ETERNAL LIMITED – Comprehensive Stock Analysis Report |Scrolls
- Editor

- 3 days ago
- 3 min read
by Karnivesh | 2026
Eternal Limited’s journey is the story of an Indian internet company that outgrew its original identity. What began in 2010 as Zomato a simple food discovery and delivery platform has evolved into a multi-vertical consumer technology ecosystem touching how urban India eats, shops, and experiences leisure.
The company’s rebranding to Eternal in FY2025 was not cosmetic. It reflected a deeper strategic shift: from being a single-category food delivery company to becoming an integrated platform powering India’s changing lifestyles. Today, Eternal operates across food delivery, quick commerce, dining and entertainment experiences, B2B restaurant supplies, and experimental food formats all under one balance sheet.
At the core of this ecosystem lies food delivery, now a mature and dependable engine. After more than a decade of scaling, this business has reached structural profitability, generating steady cash flows with industry-leading margins. Rather than chasing aggressive growth, food delivery now plays the role of financial anchor funding expansion in newer, riskier verticals while reinforcing customer habits and platform stickiness.
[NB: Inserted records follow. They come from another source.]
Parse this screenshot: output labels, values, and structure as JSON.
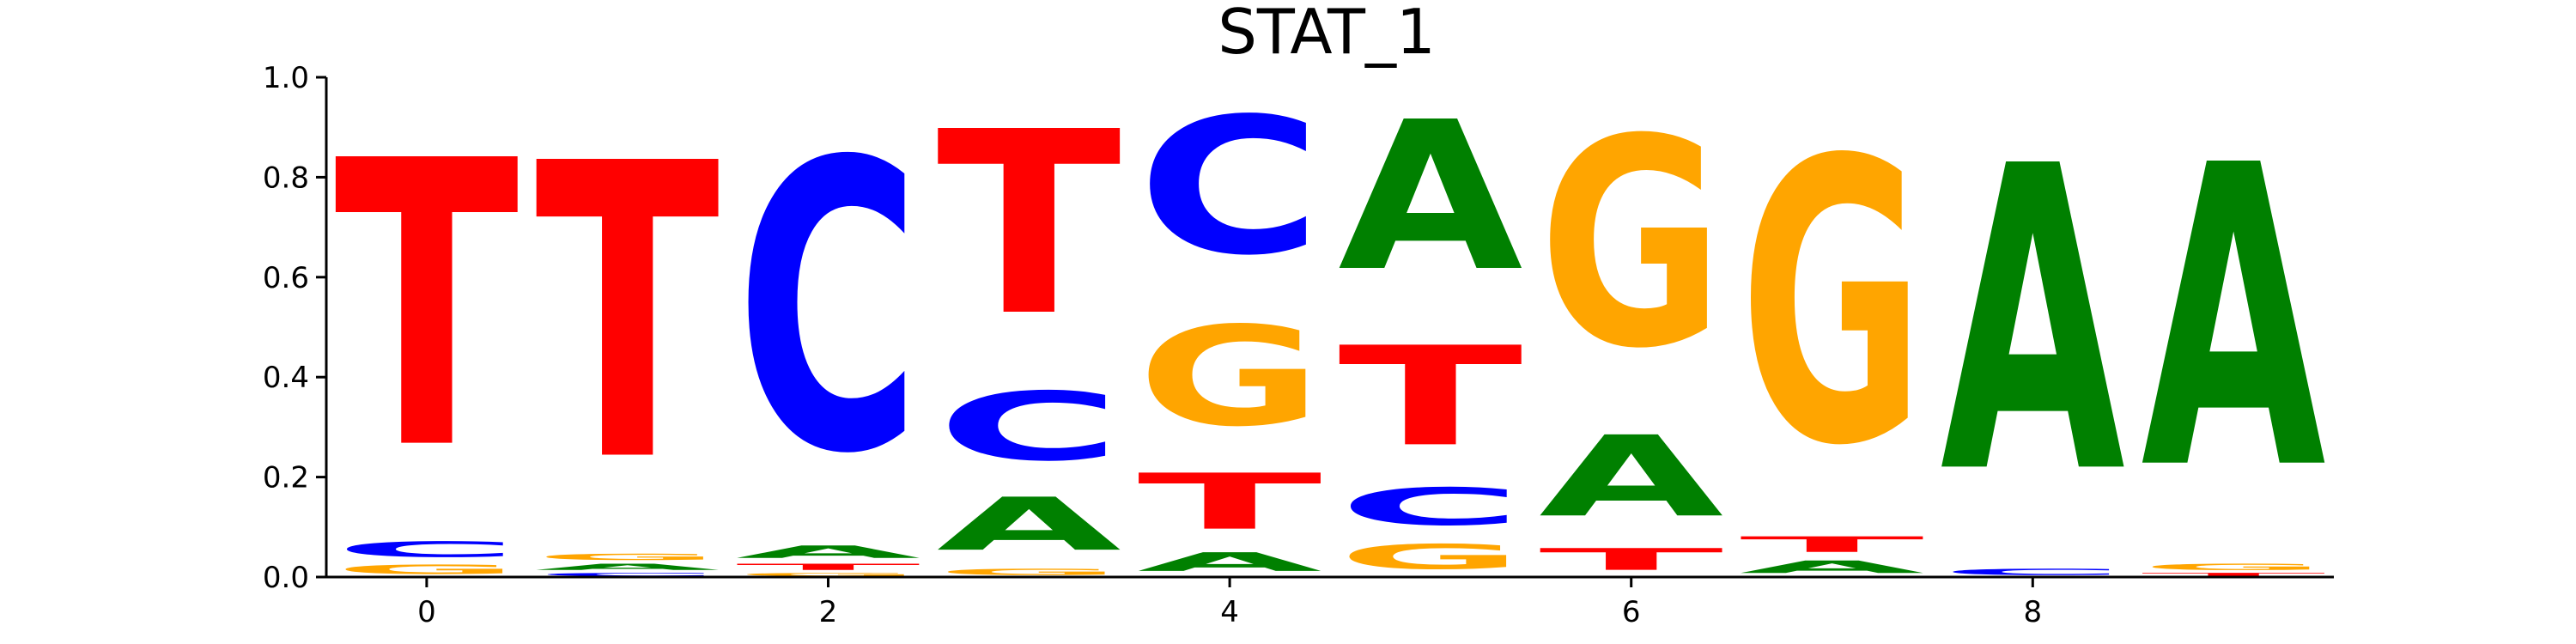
{
  "chart_data": {
    "type": "sequence-logo",
    "title": "STAT_1",
    "xlabel": "",
    "ylabel": "",
    "ylim": [
      0.0,
      1.0
    ],
    "xlim": [
      -0.5,
      9.5
    ],
    "x_ticks": [
      {
        "value": 0,
        "label": "0"
      },
      {
        "value": 2,
        "label": "2"
      },
      {
        "value": 4,
        "label": "4"
      },
      {
        "value": 6,
        "label": "6"
      },
      {
        "value": 8,
        "label": "8"
      }
    ],
    "y_ticks": [
      {
        "value": 0.0,
        "label": "0.0"
      },
      {
        "value": 0.2,
        "label": "0.2"
      },
      {
        "value": 0.4,
        "label": "0.4"
      },
      {
        "value": 0.6,
        "label": "0.6"
      },
      {
        "value": 0.8,
        "label": "0.8"
      },
      {
        "value": 1.0,
        "label": "1.0"
      }
    ],
    "colors": {
      "A": "#008000",
      "C": "#0000ff",
      "G": "#ffa500",
      "T": "#ff0000"
    },
    "positions": [
      {
        "position": 0,
        "stack": [
          {
            "base": "G",
            "value": 0.03
          },
          {
            "base": "C",
            "value": 0.05
          },
          {
            "base": "T",
            "value": 0.92
          }
        ]
      },
      {
        "position": 1,
        "stack": [
          {
            "base": "C",
            "value": 0.01
          },
          {
            "base": "A",
            "value": 0.02
          },
          {
            "base": "G",
            "value": 0.02
          },
          {
            "base": "T",
            "value": 0.95
          }
        ]
      },
      {
        "position": 2,
        "stack": [
          {
            "base": "G",
            "value": 0.01
          },
          {
            "base": "T",
            "value": 0.02
          },
          {
            "base": "A",
            "value": 0.04
          },
          {
            "base": "C",
            "value": 0.93
          }
        ]
      },
      {
        "position": 3,
        "stack": [
          {
            "base": "G",
            "value": 0.02
          },
          {
            "base": "A",
            "value": 0.17
          },
          {
            "base": "C",
            "value": 0.22
          },
          {
            "base": "T",
            "value": 0.59
          }
        ]
      },
      {
        "position": 4,
        "stack": [
          {
            "base": "A",
            "value": 0.06
          },
          {
            "base": "T",
            "value": 0.18
          },
          {
            "base": "G",
            "value": 0.32
          },
          {
            "base": "C",
            "value": 0.44
          }
        ]
      },
      {
        "position": 5,
        "stack": [
          {
            "base": "G",
            "value": 0.08
          },
          {
            "base": "C",
            "value": 0.12
          },
          {
            "base": "T",
            "value": 0.32
          },
          {
            "base": "A",
            "value": 0.48
          }
        ]
      },
      {
        "position": 6,
        "stack": [
          {
            "base": "T",
            "value": 0.07
          },
          {
            "base": "A",
            "value": 0.26
          },
          {
            "base": "G",
            "value": 0.67
          }
        ]
      },
      {
        "position": 7,
        "stack": [
          {
            "base": "A",
            "value": 0.04
          },
          {
            "base": "T",
            "value": 0.05
          },
          {
            "base": "G",
            "value": 0.91
          }
        ]
      },
      {
        "position": 8,
        "stack": [
          {
            "base": "C",
            "value": 0.02
          },
          {
            "base": "A",
            "value": 0.98
          }
        ]
      },
      {
        "position": 9,
        "stack": [
          {
            "base": "T",
            "value": 0.01
          },
          {
            "base": "G",
            "value": 0.02
          },
          {
            "base": "A",
            "value": 0.97
          }
        ]
      }
    ]
  }
}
The real transformation, however, is unfolding in quick commerce through Blinkit. What was once considered an unsustainable, cash-burning category has crossed a psychological threshold. In Q3FY26, Blinkit reached EBITDA breakeven for the first time, supported by massive scale, dense store clusters, and tighter control over inventory economics. With over 2,000 dark stores and triple-digit growth, Blinkit is no longer an experiment—it is emerging as the company’s most powerful long-term profit lever, provided margins continue to expand toward the 5–6% range seen in mature city clusters.
Alongside this, Hyperpure, the B2B restaurant supply business, quietly achieved breakeven after years of losses. While less visible to consumers, Hyperpure plays a critical strategic role strengthening restaurant relationships, improving sourcing economics, and supporting both food delivery and Blinkit with supply-chain efficiencies. Its profitability marks another step in Eternal’s shift from “growth at all costs” to disciplined scaling.
Not all parts of the story are profitable yet. District, Eternal’s going-out and entertainment platform, remains loss-making as the company invests heavily in live events, movie ticketing, and dining-out experiences. This business is still in a category-creation phase, competing in fragmented markets dominated by entrenched players like BookMyShow. Yet, the logic is clear: if successful, District could unlock a large, under-digitized experiences market and meaningfully expand customer lifetime value across the ecosystem.
Financially, Eternal now stands at an inflection point. Multiple businesses that once consumed cash are beginning to generate it. The balance sheet is exceptionally strong, with significant cash and investments providing flexibility to fund expansion, absorb regulatory shocks, or pursue strategic opportunities. Management depth has increased, succession planning is underway, and the organization is transitioning from founder-driven execution to professional scale management.
However, this optimism comes at a price valuation. The stock trades at extremely high multiples, implying near-flawless execution across all major verticals. Markets are pricing in sustained high growth, successful margin expansion in quick commerce, and eventual profitability in District. Any slowdown, competitive misstep, or delay in profitability could trigger sharp valuation compression.
In essence, Eternal represents a classic high-growth, high-expectation story. It is no longer just a food delivery company it is a platform bet on India’s digital consumption future. If the ecosystem scales as envisioned, the earnings potential is enormous. If execution falters, the downside is equally real.
This is a company transitioning from promise to proof and the next few years will determine whether Eternal becomes one of India’s defining consumer-tech success stories or a cautionary tale of growth priced too far ahead of reality.